Ce sera tout pour les feux médiatiques. «Ce rapport n’entre pas dans une séquence politique», insiste Hakim El Karoui en vantant un «large travail sur la fabrication idéologique de l’islamisme». L’homme qui murmure à l’oreille d’Emmanuel Macron sur l’épineux dossier de l’islam en France tient à son indépendance. Tout comme le gouvernement. Les deux partenaires avancent sur des charbons ardents : afficher leurs liens, alors que l’Etat ne doit en théorie pas s’immiscer dans la gestion d’un culte, serait contre-productif… Et reviendrait à tomber dans le piège qui s’est refermé sur l’islam de France, à savoir la tutelle du politique et le déficit de représentativité des musulmans français.

Mais que l’on ne s’y trompe pas : Hakim El Karoui a ses entrées dans les sphères de l’Etat. Ancienne plume de Jean-Pierre Raffarin, il connaît bien l’actuelle équipe de Matignon, qu’il a côtoyée sous Jacques Chirac — le directeur de cabinet d’Edouard Philippe, Benoît Ribadeau-Dumas, la cheffe de cabinet Anne Clerc ou encore le conseiller politique Xavier Chinaud. «On le voit souvent», confirme-t-on à Matignon. De même, il participe aux consultations à l’Elysée, même s’il rejette l’étiquette de «visiteur du soir»... De quoi faire avancer ses idées d’ici début 2019. «En un an et demi, c’est l’un des seuls acteurs à avoir mis des propositions sur la table», observe assez justement un spécialiste au ministère de l’Intérieur.

Couscous macronien.

Parmi ses idées, une association musulmane pour l’islam de France (AMIF) destinée à collecter, de manière transparente, les fonds nécessaires aux lieux de culte et aux salaires des imams. «C’est du couscous macronien, analyse le patron d’une loge maçonnique. Le pouvoir veut faire émerger une nouvelle génération de Français musulmans, laïcs et modérés, pour réguler la communauté.» Comprendre : des actifs plus jeunes, plus féminisés, plus divers que les représentants du Conseil français du culte musulman (CFCM)… qui n’ont guère intérêt au changement. «Les représentants actuels devraient lancer des tirs de barrage et remettre en cause la représentativité de personnalités comme Hakim El Karoui», poursuit le même interlocuteur.

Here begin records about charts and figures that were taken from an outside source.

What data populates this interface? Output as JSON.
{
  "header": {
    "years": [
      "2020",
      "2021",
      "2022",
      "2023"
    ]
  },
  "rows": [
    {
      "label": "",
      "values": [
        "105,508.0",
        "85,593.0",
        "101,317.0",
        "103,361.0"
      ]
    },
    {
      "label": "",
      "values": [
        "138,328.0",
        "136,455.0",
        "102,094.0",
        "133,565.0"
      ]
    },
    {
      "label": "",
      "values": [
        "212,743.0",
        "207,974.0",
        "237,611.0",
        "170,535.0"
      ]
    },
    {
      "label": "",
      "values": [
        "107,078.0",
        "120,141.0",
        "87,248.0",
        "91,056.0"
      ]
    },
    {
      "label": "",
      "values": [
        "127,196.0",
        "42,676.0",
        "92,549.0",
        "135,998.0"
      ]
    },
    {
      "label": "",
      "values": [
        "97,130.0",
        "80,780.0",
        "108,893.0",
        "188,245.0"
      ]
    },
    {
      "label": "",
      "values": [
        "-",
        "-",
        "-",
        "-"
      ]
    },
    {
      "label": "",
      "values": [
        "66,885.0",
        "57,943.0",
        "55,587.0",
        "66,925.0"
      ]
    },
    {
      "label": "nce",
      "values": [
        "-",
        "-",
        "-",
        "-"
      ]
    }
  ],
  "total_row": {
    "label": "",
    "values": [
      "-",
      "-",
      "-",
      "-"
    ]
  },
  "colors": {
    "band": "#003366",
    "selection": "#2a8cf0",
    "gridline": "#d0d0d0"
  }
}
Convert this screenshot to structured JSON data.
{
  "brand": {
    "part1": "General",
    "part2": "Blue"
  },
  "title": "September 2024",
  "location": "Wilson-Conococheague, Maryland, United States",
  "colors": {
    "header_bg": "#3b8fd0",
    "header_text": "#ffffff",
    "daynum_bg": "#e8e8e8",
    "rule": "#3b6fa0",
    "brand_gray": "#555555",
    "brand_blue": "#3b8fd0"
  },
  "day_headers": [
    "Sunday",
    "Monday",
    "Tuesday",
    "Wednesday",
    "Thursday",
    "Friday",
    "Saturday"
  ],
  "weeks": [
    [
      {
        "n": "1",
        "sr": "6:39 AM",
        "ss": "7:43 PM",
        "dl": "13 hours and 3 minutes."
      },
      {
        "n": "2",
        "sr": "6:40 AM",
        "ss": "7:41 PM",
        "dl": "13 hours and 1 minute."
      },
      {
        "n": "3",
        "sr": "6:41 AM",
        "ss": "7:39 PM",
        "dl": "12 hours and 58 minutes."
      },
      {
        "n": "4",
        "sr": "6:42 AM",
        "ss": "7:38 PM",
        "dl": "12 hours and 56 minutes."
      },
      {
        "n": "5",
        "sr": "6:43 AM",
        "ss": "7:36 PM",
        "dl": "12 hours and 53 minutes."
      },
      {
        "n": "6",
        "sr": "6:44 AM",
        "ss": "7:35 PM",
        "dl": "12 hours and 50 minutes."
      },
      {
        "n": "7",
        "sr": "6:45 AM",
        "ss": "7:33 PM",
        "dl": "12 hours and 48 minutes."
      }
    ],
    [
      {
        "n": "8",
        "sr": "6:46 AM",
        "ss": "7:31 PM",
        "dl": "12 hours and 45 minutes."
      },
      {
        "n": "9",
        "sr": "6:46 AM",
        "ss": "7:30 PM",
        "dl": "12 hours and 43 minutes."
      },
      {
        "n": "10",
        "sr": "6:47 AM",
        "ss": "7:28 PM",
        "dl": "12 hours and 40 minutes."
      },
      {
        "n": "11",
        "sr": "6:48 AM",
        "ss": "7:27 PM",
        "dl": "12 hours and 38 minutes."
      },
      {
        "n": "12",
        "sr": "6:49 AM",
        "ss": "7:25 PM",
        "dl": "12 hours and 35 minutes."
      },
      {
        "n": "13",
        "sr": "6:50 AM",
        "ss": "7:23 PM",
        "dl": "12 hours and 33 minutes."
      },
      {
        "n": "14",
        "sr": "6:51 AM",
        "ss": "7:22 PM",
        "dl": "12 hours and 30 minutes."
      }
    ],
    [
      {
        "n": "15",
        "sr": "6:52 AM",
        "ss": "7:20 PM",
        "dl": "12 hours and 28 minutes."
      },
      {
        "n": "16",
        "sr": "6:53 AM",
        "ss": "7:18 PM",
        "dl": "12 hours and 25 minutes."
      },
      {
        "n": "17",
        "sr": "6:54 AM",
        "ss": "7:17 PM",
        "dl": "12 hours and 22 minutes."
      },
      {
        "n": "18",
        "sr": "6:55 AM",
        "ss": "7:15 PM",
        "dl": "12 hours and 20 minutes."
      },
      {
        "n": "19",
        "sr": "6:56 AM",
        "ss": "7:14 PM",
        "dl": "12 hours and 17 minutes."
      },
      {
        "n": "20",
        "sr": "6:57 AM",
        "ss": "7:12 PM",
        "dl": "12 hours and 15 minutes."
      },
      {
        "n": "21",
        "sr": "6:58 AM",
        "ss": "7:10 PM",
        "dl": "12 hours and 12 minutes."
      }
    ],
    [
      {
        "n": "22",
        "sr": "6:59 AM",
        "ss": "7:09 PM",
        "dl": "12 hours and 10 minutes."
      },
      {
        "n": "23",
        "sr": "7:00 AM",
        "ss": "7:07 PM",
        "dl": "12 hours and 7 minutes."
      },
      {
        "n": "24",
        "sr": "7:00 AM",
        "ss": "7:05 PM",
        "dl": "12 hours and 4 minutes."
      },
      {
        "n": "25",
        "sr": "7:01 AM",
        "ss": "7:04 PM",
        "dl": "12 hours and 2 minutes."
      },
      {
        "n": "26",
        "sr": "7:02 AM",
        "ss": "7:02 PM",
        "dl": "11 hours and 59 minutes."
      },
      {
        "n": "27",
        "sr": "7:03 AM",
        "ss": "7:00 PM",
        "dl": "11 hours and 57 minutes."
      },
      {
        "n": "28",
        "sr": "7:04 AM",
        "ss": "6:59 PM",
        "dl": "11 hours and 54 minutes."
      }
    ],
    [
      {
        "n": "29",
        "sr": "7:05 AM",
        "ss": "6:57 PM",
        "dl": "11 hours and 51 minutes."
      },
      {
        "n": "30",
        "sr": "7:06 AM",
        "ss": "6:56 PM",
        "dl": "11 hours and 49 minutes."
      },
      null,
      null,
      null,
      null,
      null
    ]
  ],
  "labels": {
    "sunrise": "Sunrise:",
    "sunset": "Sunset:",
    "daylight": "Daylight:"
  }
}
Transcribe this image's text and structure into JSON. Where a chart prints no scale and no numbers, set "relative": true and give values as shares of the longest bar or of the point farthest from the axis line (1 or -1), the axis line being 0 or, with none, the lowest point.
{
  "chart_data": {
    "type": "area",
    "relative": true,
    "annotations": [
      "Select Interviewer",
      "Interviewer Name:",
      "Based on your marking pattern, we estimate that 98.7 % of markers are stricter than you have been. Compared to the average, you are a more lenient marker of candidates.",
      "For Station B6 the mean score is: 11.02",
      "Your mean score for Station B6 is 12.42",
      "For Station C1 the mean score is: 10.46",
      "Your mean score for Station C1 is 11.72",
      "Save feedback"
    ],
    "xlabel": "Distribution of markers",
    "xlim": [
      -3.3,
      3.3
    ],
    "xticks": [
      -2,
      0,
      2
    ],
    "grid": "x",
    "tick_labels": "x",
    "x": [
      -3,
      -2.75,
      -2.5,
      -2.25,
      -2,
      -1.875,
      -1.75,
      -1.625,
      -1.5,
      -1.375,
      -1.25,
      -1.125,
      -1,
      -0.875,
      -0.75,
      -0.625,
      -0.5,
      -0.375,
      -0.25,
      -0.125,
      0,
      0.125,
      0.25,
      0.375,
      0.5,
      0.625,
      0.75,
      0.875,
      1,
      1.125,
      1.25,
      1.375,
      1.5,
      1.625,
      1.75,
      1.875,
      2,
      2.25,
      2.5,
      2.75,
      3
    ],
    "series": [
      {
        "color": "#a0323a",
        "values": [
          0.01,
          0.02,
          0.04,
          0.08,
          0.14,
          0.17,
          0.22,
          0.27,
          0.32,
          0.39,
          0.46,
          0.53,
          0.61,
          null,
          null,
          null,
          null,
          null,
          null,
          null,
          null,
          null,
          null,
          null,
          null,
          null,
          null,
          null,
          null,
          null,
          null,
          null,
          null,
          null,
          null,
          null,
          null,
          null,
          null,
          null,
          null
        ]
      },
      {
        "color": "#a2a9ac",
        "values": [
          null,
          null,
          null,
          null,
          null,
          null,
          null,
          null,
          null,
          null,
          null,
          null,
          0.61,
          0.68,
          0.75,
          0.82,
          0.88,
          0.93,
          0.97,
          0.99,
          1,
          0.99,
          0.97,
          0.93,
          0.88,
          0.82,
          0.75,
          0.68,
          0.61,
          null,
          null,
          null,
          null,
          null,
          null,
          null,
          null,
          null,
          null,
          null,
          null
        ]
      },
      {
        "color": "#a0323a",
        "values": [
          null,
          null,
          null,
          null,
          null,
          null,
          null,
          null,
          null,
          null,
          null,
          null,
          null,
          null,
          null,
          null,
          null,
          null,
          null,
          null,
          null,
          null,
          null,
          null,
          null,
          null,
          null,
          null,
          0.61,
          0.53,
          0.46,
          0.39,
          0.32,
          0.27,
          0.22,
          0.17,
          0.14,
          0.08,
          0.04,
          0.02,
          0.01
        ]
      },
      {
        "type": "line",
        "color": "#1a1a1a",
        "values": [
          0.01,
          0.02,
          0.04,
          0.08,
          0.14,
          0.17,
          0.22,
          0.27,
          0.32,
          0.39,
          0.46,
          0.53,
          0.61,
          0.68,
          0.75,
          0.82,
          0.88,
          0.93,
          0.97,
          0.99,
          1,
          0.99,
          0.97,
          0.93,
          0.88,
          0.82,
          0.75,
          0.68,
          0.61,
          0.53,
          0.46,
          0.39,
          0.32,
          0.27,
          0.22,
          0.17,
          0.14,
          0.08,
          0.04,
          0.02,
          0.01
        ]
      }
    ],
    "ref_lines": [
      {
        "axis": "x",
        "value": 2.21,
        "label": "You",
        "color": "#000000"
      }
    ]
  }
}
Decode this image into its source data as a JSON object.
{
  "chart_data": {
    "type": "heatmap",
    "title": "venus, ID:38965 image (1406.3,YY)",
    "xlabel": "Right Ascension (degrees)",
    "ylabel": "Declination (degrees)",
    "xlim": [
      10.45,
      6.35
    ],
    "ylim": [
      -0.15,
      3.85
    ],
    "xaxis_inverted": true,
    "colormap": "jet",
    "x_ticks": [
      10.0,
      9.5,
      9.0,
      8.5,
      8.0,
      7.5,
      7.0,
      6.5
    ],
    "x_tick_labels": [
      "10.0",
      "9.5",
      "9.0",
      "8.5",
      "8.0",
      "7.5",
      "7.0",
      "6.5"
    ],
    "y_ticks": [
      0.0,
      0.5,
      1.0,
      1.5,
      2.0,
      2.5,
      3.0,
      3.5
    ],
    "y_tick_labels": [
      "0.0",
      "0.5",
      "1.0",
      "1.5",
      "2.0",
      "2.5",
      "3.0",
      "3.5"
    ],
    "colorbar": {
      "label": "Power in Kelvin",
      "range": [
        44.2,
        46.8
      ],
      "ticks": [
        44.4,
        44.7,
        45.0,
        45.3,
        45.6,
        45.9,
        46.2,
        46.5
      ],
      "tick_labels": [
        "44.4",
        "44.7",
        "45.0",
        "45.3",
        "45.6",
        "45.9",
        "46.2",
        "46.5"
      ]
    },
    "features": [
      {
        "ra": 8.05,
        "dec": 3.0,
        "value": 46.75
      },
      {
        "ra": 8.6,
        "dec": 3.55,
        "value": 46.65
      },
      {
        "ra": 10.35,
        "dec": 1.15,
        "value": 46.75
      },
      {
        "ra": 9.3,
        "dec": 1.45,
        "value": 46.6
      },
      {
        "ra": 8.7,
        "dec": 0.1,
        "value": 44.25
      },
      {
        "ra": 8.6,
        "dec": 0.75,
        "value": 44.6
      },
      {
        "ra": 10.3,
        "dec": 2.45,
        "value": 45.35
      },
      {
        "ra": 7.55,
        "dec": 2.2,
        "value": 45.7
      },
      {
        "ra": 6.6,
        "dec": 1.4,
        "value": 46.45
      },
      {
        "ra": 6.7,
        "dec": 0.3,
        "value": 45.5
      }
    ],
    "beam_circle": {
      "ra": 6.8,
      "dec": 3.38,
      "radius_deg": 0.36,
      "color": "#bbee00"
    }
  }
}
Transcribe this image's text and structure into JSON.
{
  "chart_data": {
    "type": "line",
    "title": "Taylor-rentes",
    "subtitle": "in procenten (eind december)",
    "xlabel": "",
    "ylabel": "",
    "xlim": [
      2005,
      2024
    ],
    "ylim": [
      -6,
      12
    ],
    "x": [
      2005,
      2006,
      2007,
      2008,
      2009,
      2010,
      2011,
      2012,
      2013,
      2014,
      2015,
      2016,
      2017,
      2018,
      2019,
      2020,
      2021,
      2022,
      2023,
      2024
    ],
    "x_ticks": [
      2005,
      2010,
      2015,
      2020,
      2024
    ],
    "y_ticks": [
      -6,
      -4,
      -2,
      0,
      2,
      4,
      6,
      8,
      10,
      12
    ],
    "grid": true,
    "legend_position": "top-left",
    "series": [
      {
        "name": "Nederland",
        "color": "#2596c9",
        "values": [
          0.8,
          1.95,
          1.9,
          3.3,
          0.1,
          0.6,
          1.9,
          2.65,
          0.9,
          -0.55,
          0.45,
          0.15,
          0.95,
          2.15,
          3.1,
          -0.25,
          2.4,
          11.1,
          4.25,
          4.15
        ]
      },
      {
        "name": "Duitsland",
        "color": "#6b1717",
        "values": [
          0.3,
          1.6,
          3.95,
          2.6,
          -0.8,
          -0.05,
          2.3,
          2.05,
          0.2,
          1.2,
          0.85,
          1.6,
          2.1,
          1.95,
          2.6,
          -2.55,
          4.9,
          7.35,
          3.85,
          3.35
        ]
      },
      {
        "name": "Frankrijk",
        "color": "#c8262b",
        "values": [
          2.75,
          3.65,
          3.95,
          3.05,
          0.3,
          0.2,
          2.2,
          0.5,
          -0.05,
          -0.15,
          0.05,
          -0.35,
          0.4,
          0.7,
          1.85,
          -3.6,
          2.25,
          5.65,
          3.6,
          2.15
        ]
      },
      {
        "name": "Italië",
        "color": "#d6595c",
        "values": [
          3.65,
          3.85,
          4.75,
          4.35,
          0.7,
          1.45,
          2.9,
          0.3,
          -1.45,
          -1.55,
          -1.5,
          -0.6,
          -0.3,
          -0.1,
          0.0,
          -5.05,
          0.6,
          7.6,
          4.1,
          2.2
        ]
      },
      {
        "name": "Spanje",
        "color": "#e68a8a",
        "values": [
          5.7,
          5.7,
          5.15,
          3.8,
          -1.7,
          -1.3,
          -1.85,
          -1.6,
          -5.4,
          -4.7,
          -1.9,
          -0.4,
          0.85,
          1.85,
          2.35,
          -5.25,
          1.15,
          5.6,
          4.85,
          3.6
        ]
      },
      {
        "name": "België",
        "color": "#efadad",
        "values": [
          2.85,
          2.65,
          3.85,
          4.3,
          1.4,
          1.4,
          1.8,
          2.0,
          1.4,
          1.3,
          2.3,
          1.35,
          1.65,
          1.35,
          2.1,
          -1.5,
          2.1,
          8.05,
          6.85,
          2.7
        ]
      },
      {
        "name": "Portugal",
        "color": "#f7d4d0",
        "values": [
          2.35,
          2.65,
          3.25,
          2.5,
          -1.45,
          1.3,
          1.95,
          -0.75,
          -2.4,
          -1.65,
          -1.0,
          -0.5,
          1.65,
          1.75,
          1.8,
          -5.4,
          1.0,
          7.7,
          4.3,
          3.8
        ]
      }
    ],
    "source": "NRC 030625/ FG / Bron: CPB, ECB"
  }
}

Que l’ex-banquier d’affaires soit un «outsider» à la gestion du culte n’a échappé à personne. L’intéressé en fait un argument pour donner un coup de jeune à l’islam de France, en proie aux ego et aux vieilles chapelles pilotées par l’étranger (Algérie, Maroc, Tunisie, Turquie, Arabie Saoudite). «Hakim El Karoui a l’assentiment implicite de l’Elysée. C’est du macronisme : fais ton boulot et je déciderai plus tard», estime l’expert de l’islam Bernard Godard. «Le succès de la démarche est entre ses mains, abonde une source proche du dossier à Beauvau. A lui, qui a fait ses preuves dans le monde de la finance, de lancer l’association de financement. Sur le papier, c’est un schéma intéressant.»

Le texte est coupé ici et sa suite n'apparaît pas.